My heart lunges up into my head, my stomach drops—and I hate it all so much.
It is more than falling, more than plummeting through space and time, than stretching and twisting in this pocket of abyss.
It is a false eternity of nothingness.
And it leaves as fast as it came.
My boots smack down on packed soil.
A grunt is shoved out of me from the impact and a flurry of dead leaves lift up around my ankles.
Without a glance around, I swat a fallen strand of hair from my face and jump out of the way—just in time, too.
The thud of boots comes behind me before I can even right myself, and I know that another has landed where I stood a mere second ago.
I look over my shoulder.
Ridge pushes up from a lethal crouch. He steps aside, but his attention isn’t on Eamon who comes through after him. Instead, he has his hand folded in front of him and he eyes his new human-like nails with much the same interest as Aleana did before we left Hemlock.
My interest drifts from Eamon, from Ridge, and turns down to the moss beneath my boots. I cock my head at the sheer richness of the green, a species of moss I’m certain has been borrowed from the fae lands, too thick, too green, too fragranced.
A huff comes from over my shoulder.
I look over at Aleana, standing beneath the leaves of an ordinary oak tree, tucked in the shade.

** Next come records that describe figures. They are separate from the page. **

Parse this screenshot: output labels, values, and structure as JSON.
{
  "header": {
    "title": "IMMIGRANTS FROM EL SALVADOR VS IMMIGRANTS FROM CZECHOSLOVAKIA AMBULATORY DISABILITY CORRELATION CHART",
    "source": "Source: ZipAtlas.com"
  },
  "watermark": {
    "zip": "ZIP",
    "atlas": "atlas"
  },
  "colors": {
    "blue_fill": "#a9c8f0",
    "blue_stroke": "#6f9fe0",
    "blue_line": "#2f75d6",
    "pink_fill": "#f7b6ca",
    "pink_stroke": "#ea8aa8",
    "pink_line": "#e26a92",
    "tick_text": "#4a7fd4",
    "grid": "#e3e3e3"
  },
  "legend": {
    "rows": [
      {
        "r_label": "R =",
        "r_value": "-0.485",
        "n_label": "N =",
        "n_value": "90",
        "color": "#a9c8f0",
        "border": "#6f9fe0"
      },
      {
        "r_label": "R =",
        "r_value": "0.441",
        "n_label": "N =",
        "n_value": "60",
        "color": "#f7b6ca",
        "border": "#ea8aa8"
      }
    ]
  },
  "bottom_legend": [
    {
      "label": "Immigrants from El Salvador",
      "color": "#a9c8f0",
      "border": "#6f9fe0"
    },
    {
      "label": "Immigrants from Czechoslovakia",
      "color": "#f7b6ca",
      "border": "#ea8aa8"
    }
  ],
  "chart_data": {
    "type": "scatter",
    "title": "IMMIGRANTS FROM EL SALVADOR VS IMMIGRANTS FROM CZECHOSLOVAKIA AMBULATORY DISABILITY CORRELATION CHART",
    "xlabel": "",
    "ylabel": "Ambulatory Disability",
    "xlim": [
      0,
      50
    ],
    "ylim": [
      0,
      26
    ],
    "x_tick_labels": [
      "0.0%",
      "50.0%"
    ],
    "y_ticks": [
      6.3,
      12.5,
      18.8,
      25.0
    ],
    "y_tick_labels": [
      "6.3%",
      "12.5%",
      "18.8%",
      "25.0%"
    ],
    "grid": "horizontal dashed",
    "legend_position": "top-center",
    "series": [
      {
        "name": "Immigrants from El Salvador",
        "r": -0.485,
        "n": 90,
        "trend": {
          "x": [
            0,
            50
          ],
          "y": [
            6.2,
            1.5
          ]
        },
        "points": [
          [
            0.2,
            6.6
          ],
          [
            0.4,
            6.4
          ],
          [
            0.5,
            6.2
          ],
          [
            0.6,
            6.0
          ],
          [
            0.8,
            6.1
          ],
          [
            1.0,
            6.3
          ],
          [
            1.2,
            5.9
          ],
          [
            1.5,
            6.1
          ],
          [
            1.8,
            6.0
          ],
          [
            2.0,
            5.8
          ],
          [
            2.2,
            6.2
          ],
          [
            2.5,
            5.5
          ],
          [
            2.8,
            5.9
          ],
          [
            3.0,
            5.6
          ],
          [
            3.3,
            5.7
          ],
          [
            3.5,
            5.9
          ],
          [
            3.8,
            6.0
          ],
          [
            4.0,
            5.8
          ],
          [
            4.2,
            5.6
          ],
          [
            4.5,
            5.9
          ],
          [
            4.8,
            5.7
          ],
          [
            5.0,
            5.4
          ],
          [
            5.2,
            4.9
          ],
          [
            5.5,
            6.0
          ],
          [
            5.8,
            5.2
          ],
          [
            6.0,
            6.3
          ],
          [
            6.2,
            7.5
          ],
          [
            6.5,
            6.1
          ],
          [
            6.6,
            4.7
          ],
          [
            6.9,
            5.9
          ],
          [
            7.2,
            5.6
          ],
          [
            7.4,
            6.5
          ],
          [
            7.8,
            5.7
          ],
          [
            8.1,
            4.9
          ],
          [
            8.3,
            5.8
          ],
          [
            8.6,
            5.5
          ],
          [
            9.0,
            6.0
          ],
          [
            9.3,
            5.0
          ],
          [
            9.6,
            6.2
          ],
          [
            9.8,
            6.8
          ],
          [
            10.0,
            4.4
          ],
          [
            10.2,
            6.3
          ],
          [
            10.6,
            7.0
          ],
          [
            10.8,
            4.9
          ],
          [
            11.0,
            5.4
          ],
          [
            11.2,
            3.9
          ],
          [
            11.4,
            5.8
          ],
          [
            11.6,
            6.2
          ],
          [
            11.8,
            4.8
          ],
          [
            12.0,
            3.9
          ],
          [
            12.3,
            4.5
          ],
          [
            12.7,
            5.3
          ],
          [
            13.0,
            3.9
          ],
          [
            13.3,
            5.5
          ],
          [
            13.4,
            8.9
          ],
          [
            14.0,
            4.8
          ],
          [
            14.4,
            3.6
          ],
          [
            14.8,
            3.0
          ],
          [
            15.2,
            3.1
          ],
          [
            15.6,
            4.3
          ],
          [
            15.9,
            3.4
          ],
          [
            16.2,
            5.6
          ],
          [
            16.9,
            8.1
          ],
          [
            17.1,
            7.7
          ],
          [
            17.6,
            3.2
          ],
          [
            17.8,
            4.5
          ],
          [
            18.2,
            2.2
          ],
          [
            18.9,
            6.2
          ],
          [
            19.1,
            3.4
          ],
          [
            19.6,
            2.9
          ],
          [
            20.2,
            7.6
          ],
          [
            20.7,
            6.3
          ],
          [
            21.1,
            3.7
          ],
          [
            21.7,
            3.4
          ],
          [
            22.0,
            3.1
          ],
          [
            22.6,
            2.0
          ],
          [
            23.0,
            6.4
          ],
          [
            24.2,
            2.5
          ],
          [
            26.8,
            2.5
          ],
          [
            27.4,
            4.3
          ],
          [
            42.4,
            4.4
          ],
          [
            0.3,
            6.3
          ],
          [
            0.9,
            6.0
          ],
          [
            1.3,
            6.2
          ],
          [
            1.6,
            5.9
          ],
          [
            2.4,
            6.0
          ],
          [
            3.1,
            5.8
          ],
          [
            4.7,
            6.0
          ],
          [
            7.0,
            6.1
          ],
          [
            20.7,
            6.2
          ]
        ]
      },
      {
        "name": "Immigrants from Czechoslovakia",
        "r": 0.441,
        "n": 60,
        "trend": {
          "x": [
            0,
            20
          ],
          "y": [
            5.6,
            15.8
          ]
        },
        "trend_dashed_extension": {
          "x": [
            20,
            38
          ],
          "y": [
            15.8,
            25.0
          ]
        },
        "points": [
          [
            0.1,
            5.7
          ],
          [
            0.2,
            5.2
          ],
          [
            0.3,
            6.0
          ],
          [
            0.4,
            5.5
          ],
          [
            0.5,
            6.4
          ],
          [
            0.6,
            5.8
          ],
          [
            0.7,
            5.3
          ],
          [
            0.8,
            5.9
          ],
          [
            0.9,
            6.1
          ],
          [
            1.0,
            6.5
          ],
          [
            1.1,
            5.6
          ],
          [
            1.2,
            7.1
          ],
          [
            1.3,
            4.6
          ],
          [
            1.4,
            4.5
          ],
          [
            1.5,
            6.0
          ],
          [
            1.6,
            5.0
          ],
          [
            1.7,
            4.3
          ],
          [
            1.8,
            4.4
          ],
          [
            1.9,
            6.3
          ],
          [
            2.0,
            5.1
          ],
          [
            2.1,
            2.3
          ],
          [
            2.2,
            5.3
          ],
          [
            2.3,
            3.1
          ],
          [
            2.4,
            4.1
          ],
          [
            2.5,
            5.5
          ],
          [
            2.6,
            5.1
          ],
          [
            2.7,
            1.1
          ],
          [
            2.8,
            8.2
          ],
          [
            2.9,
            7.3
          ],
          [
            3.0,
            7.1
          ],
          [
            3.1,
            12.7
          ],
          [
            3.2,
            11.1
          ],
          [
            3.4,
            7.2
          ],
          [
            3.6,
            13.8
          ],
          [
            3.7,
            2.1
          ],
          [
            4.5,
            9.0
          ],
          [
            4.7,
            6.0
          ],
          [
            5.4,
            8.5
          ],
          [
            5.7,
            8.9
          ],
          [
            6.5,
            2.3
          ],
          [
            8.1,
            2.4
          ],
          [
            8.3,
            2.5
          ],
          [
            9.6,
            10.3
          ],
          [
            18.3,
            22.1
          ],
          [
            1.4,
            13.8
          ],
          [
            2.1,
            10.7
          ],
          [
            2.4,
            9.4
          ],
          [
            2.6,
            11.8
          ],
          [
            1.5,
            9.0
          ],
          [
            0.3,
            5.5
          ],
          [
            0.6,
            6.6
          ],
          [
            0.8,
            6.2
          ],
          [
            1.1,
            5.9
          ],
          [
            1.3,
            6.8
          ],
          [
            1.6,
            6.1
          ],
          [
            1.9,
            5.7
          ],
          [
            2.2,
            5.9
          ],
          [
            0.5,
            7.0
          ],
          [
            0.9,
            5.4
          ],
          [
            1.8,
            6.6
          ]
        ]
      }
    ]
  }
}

I forgot that, if only for a moment. The moonlight, how the dokkalves avoid it, like Daxeel does in leaning against the trunk of the same tree, hidden from the whitish gleam of the night skies above.
“Call me gullible, but I thought the human towns were—” Dare lifts his hand above his head and flattens it. “—taller.” Perched on a mossy boulder, he hikes his knee and studies the lush, cosy gardens with a pursed mouth.
If unimpressed had a face…
Aleana nods. “If I wanted to stand around in a garden, I would have stayed at home,” she huffs and picks at the glitter of her skirt.
I move for her.
And the moment a muscle moves in my body, ocean eyes hook onto me.
I feel the lure of them, but I fight it enough to snub Daxeel.
“It’s the Midhouse,” Eamon says and steps off the moss for the flattened stones littered all over the garden; a disjointed path that leads to the rear porch of the narrow townhouse beyond the oak tree.
The urge to ask ‘what’s a Midhouse’ tickles my tongue.
I bite it down, because a part of me, as stubborn as it is, doesn’t want to let the others know that I’m not entirely versed in this part of the human realm.
Ridge voices my thoughts, “And that is…?”
Eamon arches a brow at his lover, but a small smile plays on his lips. He takes the stone path to the sage-dusted porch. “Midhouses are… a few things.” He pauses to grin something guilty and knowing over his shoulder. “They are sanctuaries and healer homes and trade markets between the realms. This city has three of them.”